NY Times Op-Ed: “How Mueller Can Fix His Mistakes”

My NY Times op-ed today on how the Mueller Report’s stunning legal errors on “opposition research” and “coordination” create huge loopholes for worse violations in 2020. The FEC also bears responsibility for vague regulations that leave the rules vulnerable to the Supreme Court invalidating them entirely.

These mistakes are a big part of why his Report failed to clarify that Trump’s campaign violated the law, and they are a reason why Trump recently signaled that he will repeat the same conduct in 2020. These errors appear deliberate, because Mueller himself appears to be ideologically conservative on campaign regulation, the First Amendment, and presidential power. (“Remarkably, Mr. Mueller showed more deference to a White House Office of Legal Counsel memo (on not indicting a sitting president) than to Congress and the F.E.C. (on campaign finance law). Members of Congress should press him on these backward assumptions.”)

House committees should not treat Mueller as a cooperative witness on July 17. He will be as deliberately unclear as ever. He will be reticent & defensive. It is crucial that they assign questions to committee lawyer experts, because members of Congress will fail in choppy 5-minute slots.

If you don’t have a subscription, here are my intro and conclusion:

Intro: When Robert Mueller testifies on July 17, members of Congress should not expect new revelations. Instead, they should ask tough questions about his legal errors and the loopholes he created.

President Trump’s recent comments about foreign meetings and opposition research (“I think I’d take it”) produced controversy and confusion across the political spectrum. But he is not the only one to blame for the confusion about campaign-finance law. The Mueller report and the Federal Election Commission bear responsibility, too.

Conclusion: The F.E.C. must clarify that merely talking to foreigners is protected by the First Amendment, but receiving their substantial “opposition research” is not. Then it must set some clear standards for what significant investment of resources would constitute “opposition research.”

For Congress, an unrealistic path is to pass legislation to resolve these ambiguities. A more practical path begins July 17 with testimony from Mr. Mueller. Then Congress should subpoena officials from both the Trump and Clinton campaigns (there are plenty of questions on foreign contacts to go around). Finally, an official impeachment inquiry might strengthen such subpoena efforts and produce some clarifying votes.

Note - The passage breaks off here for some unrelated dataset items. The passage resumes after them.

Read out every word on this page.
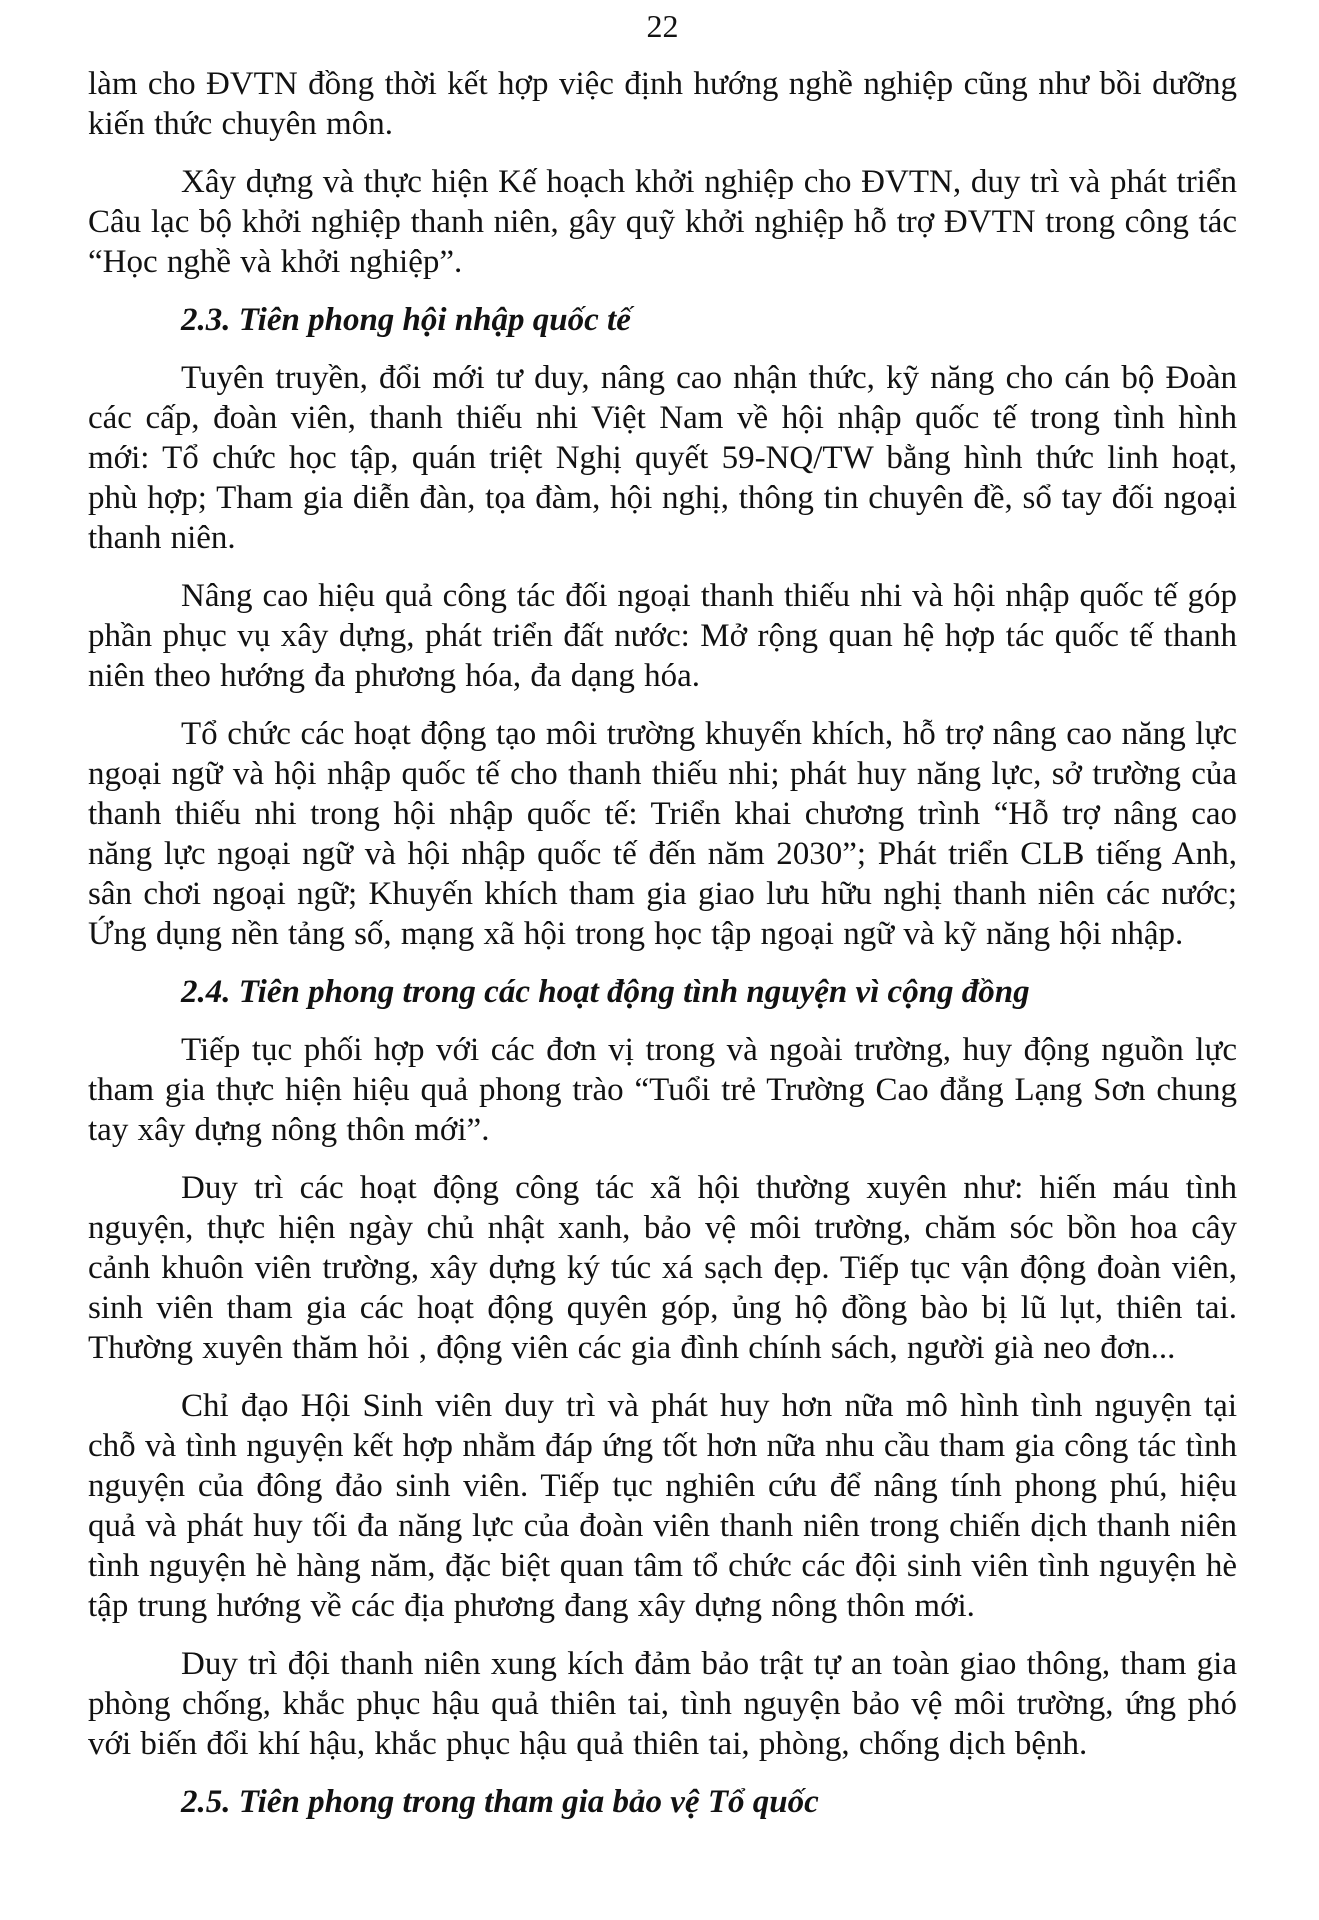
22

làm cho ĐVTN đồng thời kết hợp việc định hướng nghề nghiệp cũng như bồi dưỡng kiến thức chuyên môn.

Xây dựng và thực hiện Kế hoạch khởi nghiệp cho ĐVTN, duy trì và phát triển Câu lạc bộ khởi nghiệp thanh niên, gây quỹ khởi nghiệp hỗ trợ ĐVTN trong công tác “Học nghề và khởi nghiệp”.

2.3. Tiên phong hội nhập quốc tế

Tuyên truyền, đổi mới tư duy, nâng cao nhận thức, kỹ năng cho cán bộ Đoàn các cấp, đoàn viên, thanh thiếu nhi Việt Nam về hội nhập quốc tế trong tình hình mới: Tổ chức học tập, quán triệt Nghị quyết 59-NQ/TW bằng hình thức linh hoạt, phù hợp; Tham gia diễn đàn, tọa đàm, hội nghị, thông tin chuyên đề, sổ tay đối ngoại thanh niên.

Nâng cao hiệu quả công tác đối ngoại thanh thiếu nhi và hội nhập quốc tế góp phần phục vụ xây dựng, phát triển đất nước: Mở rộng quan hệ hợp tác quốc tế thanh niên theo hướng đa phương hóa, đa dạng hóa.

Tổ chức các hoạt động tạo môi trường khuyến khích, hỗ trợ nâng cao năng lực ngoại ngữ và hội nhập quốc tế cho thanh thiếu nhi; phát huy năng lực, sở trường của thanh thiếu nhi trong hội nhập quốc tế: Triển khai chương trình “Hỗ trợ nâng cao năng lực ngoại ngữ và hội nhập quốc tế đến năm 2030”; Phát triển CLB tiếng Anh, sân chơi ngoại ngữ; Khuyến khích tham gia giao lưu hữu nghị thanh niên các nước; Ứng dụng nền tảng số, mạng xã hội trong học tập ngoại ngữ và kỹ năng hội nhập.

2.4. Tiên phong trong các hoạt động tình nguyện vì cộng đồng

Tiếp tục phối hợp với các đơn vị trong và ngoài trường, huy động nguồn lực tham gia thực hiện hiệu quả phong trào “Tuổi trẻ Trường Cao đẳng Lạng Sơn chung tay xây dựng nông thôn mới”.

Duy trì các hoạt động công tác xã hội thường xuyên như: hiến máu tình nguyện, thực hiện ngày chủ nhật xanh, bảo vệ môi trường, chăm sóc bồn hoa cây cảnh khuôn viên trường, xây dựng ký túc xá sạch đẹp. Tiếp tục vận động đoàn viên, sinh viên tham gia các hoạt động quyên góp, ủng hộ đồng bào bị lũ lụt, thiên tai. Thường xuyên thăm hỏi , động viên các gia đình chính sách, người già neo đơn...

Chỉ đạo Hội Sinh viên duy trì và phát huy hơn nữa mô hình tình nguyện tại chỗ và tình nguyện kết hợp nhằm đáp ứng tốt hơn nữa nhu cầu tham gia công tác tình nguyện của đông đảo sinh viên. Tiếp tục nghiên cứu để nâng tính phong phú, hiệu quả và phát huy tối đa năng lực của đoàn viên thanh niên trong chiến dịch thanh niên tình nguyện hè hàng năm, đặc biệt quan tâm tổ chức các đội sinh viên tình nguyện hè tập trung hướng về các địa phương đang xây dựng nông thôn mới.

Duy trì đội thanh niên xung kích đảm bảo trật tự an toàn giao thông, tham gia phòng chống, khắc phục hậu quả thiên tai, tình nguyện bảo vệ môi trường, ứng phó với biến đổi khí hậu, khắc phục hậu quả thiên tai, phòng, chống dịch bệnh.

2.5. Tiên phong trong tham gia bảo vệ Tổ quốc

Mr. Trump has shown his intent to exploit Mr. Mueller’s errors and ambiguities. The 2020 campaign has already begun under a cloud of legal confusion. Congress now must ask Mr. Mueller to fix his mistakes, and the F.E.C. must clean up this mess.

 

 

Author: Jed Shugerman

Jed Handelsman Shugerman is a Professor and Joseph Lipsitt Scholar at Boston University School of Law. He was at Fordham Law School 2013-2022. He received his B.A., J.D., and Ph.D. (History) from Yale. His book, The People’s Courts (Harvard 2012), traces the rise of judicial elections, judicial review, and the influence of money and parties in American courts. It is based on his dissertation that won the 2009 ASLH’s Cromwell Prize. He is co-author of amicus briefs on the history of presidential power, the Emoluments Clauses, the Appointments Clause, the First Amendment rights of elected judges, and the due process problems of elected judges in death penalty cases. He is currently working on two books on the history of executive power and prosecution in America. The first is tentatively titled “A Faithful President: The Founders v. the Unitary Executive,” questioning the textual and historical evidence for the theory of unchecked and unbalanced presidential power. This book draws on his articles “Vesting” (Stanford Law Review forthcoming 2022), “Removal of Context” (Yale Journal of Law & the Humanities 2022), a co-authored “Faithful Execution and Article II” (Harvard Law Review 2019 with Andrew Kent and Ethan Leib), “The Indecisions of 1789” (forthcoming Penn. Law Review), and “The Creation of the Department of Justice,” (Stanford Law Review 2014). The second book project is “The Rise of the Prosecutor Politicians: Race, War, and Mass Incarceration,” focusing on California Governor Earl Warren, his presidential running mate Thomas Dewey, the Kennedys, World War II and the Cold War, the war on crime, the growth of prosecutorial power, and its emergence as a stepping stone to electoral power for ambitious politicians in the mid-twentieth century.

2 thoughts on “NY Times Op-Ed: “How Mueller Can Fix His Mistakes””

  1. When you write “Trump,” you mean “Clinton,” correct?

    Because she was the candidate who paid for and exploited foreign opposition research.